Turning Green Again

Here in the Central Valley of California, we kind of have two seasons, rather than four. Wet and dry, summer and winter. That’s a bit of an exaggeration, but our autumn only lasts about a month (if we’re lucky), and spring lasts about two weeks. In between are a short, mild winter, in good years full of gentle rain and fog; and the long, hot (but dry) summer. Where I live, outside of Sacramento, the nights are cool, and that’s what makes our summers tolerable.

First Green of Fall ©2012 Stephanie Benedict.
The grasses beneath the oak trees are greening up after recent rains. In the distance: the fiery red of the alders across the street. The native oaks are less showy.

In summer, all the plants dry out and hunker down. That’s because we only get about 18 inches of rain each year here in the Valley, most of it between November and March. “California’s Gold,” the color of the dried grasses in non-irrigated areas, is the result of annual grasses brought by European settles in the 1700s and 1800s, which out-competed the native perennials that stayed greener longer.

But then each fall*, we get this phenomenon of the hillsides and dales—all the non-irrigated areas—turning green again with the first rains. Acid green, brilliant green, green that hurts your eyes. Green you want to soak up and keep all year.

I went walking to my favorite local park/nature preserve the Saturday after Thanksgiving, and found the grasses are coming up green again. We’ve had two to three inches of rain so far this season, and all those annual grasses are coming to life again.
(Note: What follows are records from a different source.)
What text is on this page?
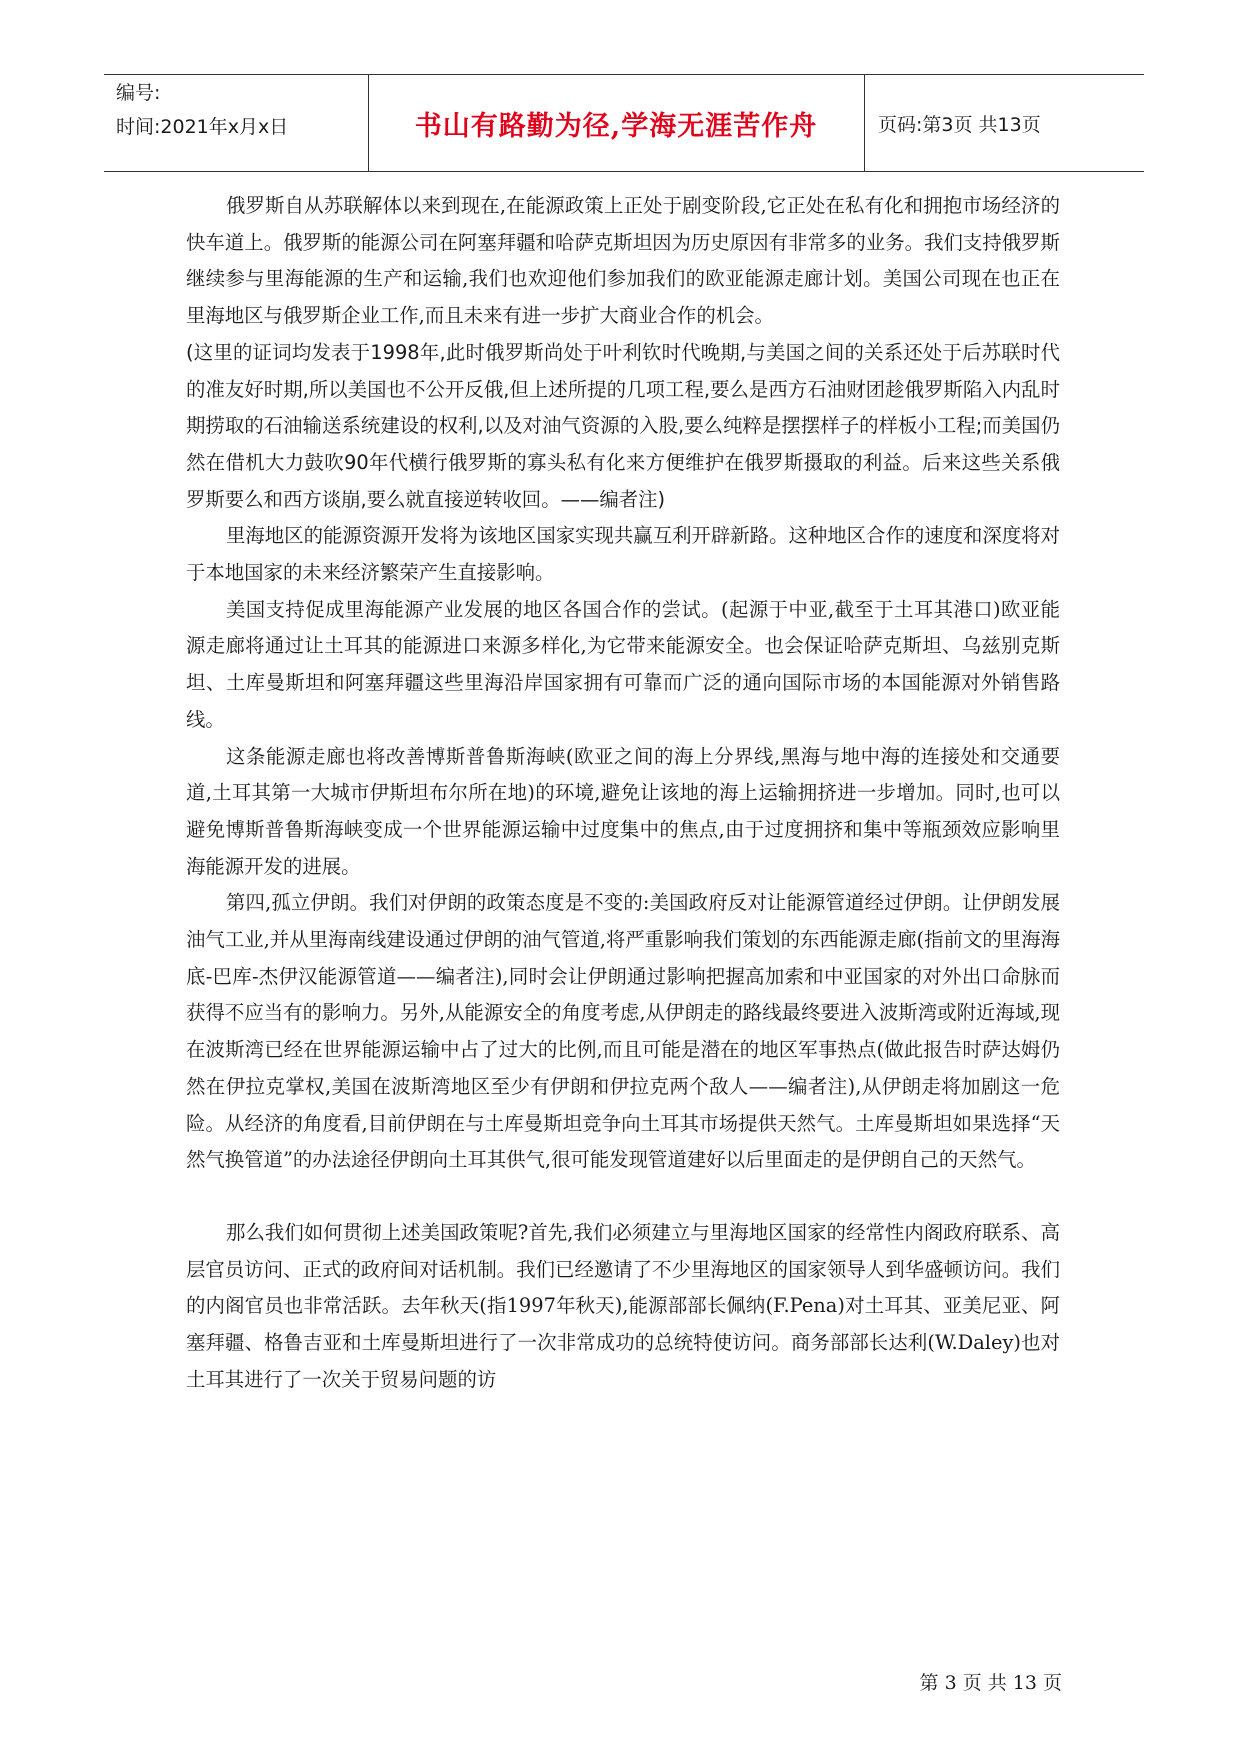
编号:
时间:2021年x月x日	书山有路勤为径,学海无涯苦作舟	页码:第3页 共13页

俄罗斯自从苏联解体以来到现在,在能源政策上正处于剧变阶段,它正处在私有化和拥抱市场经济的快车道上。俄罗斯的能源公司在阿塞拜疆和哈萨克斯坦因为历史原因有非常多的业务。我们支持俄罗斯继续参与里海能源的生产和运输,我们也欢迎他们参加我们的欧亚能源走廊计划。美国公司现在也正在里海地区与俄罗斯企业工作,而且未来有进一步扩大商业合作的机会。

(这里的证词均发表于1998年,此时俄罗斯尚处于叶利钦时代晚期,与美国之间的关系还处于后苏联时代的准友好时期,所以美国也不公开反俄,但上述所提的几项工程,要么是西方石油财团趁俄罗斯陷入内乱时期捞取的石油输送系统建设的权利,以及对油气资源的入股,要么纯粹是摆摆样子的样板小工程;而美国仍然在借机大力鼓吹90年代横行俄罗斯的寡头私有化来方便维护在俄罗斯摄取的利益。后来这些关系俄罗斯要么和西方谈崩,要么就直接逆转收回。——编者注)

里海地区的能源资源开发将为该地区国家实现共赢互利开辟新路。这种地区合作的速度和深度将对于本地国家的未来经济繁荣产生直接影响。

美国支持促成里海能源产业发展的地区各国合作的尝试。(起源于中亚,截至于土耳其港口)欧亚能源走廊将通过让土耳其的能源进口来源多样化,为它带来能源安全。也会保证哈萨克斯坦、乌兹别克斯坦、土库曼斯坦和阿塞拜疆这些里海沿岸国家拥有可靠而广泛的通向国际市场的本国能源对外销售路线。

这条能源走廊也将改善博斯普鲁斯海峡(欧亚之间的海上分界线,黑海与地中海的连接处和交通要道,土耳其第一大城市伊斯坦布尔所在地)的环境,避免让该地的海上运输拥挤进一步增加。同时,也可以避免博斯普鲁斯海峡变成一个世界能源运输中过度集中的焦点,由于过度拥挤和集中等瓶颈效应影响里海能源开发的进展。

第四,孤立伊朗。我们对伊朗的政策态度是不变的:美国政府反对让能源管道经过伊朗。让伊朗发展油气工业,并从里海南线建设通过伊朗的油气管道,将严重影响我们策划的东西能源走廊(指前文的里海海底-巴库-杰伊汉能源管道——编者注),同时会让伊朗通过影响把握高加索和中亚国家的对外出口命脉而获得不应当有的影响力。另外,从能源安全的角度考虑,从伊朗走的路线最终要进入波斯湾或附近海域,现在波斯湾已经在世界能源运输中占了过大的比例,而且可能是潜在的地区军事热点(做此报告时萨达姆仍然在伊拉克掌权,美国在波斯湾地区至少有伊朗和伊拉克两个敌人——编者注),从伊朗走将加剧这一危险。从经济的角度看,目前伊朗在与土库曼斯坦竞争向土耳其市场提供天然气。土库曼斯坦如果选择“天然气换管道”的办法途径伊朗向土耳其供气,很可能发现管道建好以后里面走的是伊朗自己的天然气。

那么我们如何贯彻上述美国政策呢?首先,我们必须建立与里海地区国家的经常性内阁政府联系、高层官员访问、正式的政府间对话机制。我们已经邀请了不少里海地区的国家领导人到华盛顿访问。我们的内阁官员也非常活跃。去年秋天(指1997年秋天),能源部部长佩纳(F.Pena)对土耳其、亚美尼亚、阿塞拜疆、格鲁吉亚和土库曼斯坦进行了一次非常成功的总统特使访问。商务部部长达利(W.Daley)也对土耳其进行了一次关于贸易问题的访

第 3 页 共 13 页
They start under the oak trees and in the swales, then spread across the fields. The photo above shows what it looked like. In the middle of the picture, you can see in the background the brilliant red of alder trees in the landscaped development across the street.

I did a little painting of the same effect last year, called “Fall’s First Green.” Sometimes I feel like a documentary painter! But this is why I paint: to reveal the land around us, specific times and places, to help us remember there’s more to life than the latest tablet computer or Black Friday sale. Today’s walk made me want to do another one. But I’d better hurry: the effect won’t last.

Fall's First Green, by Stephanie Benedict
Fall’s First Green ©2011 Stephanie Benedict. Oil on panel. 4 inches by 6 inches

Is it fall where you are—or is it spring? What’s your favorite season?

*Assuming it rains. Last year we got very little rain or snow in the mountains. Keep your fingers crossed.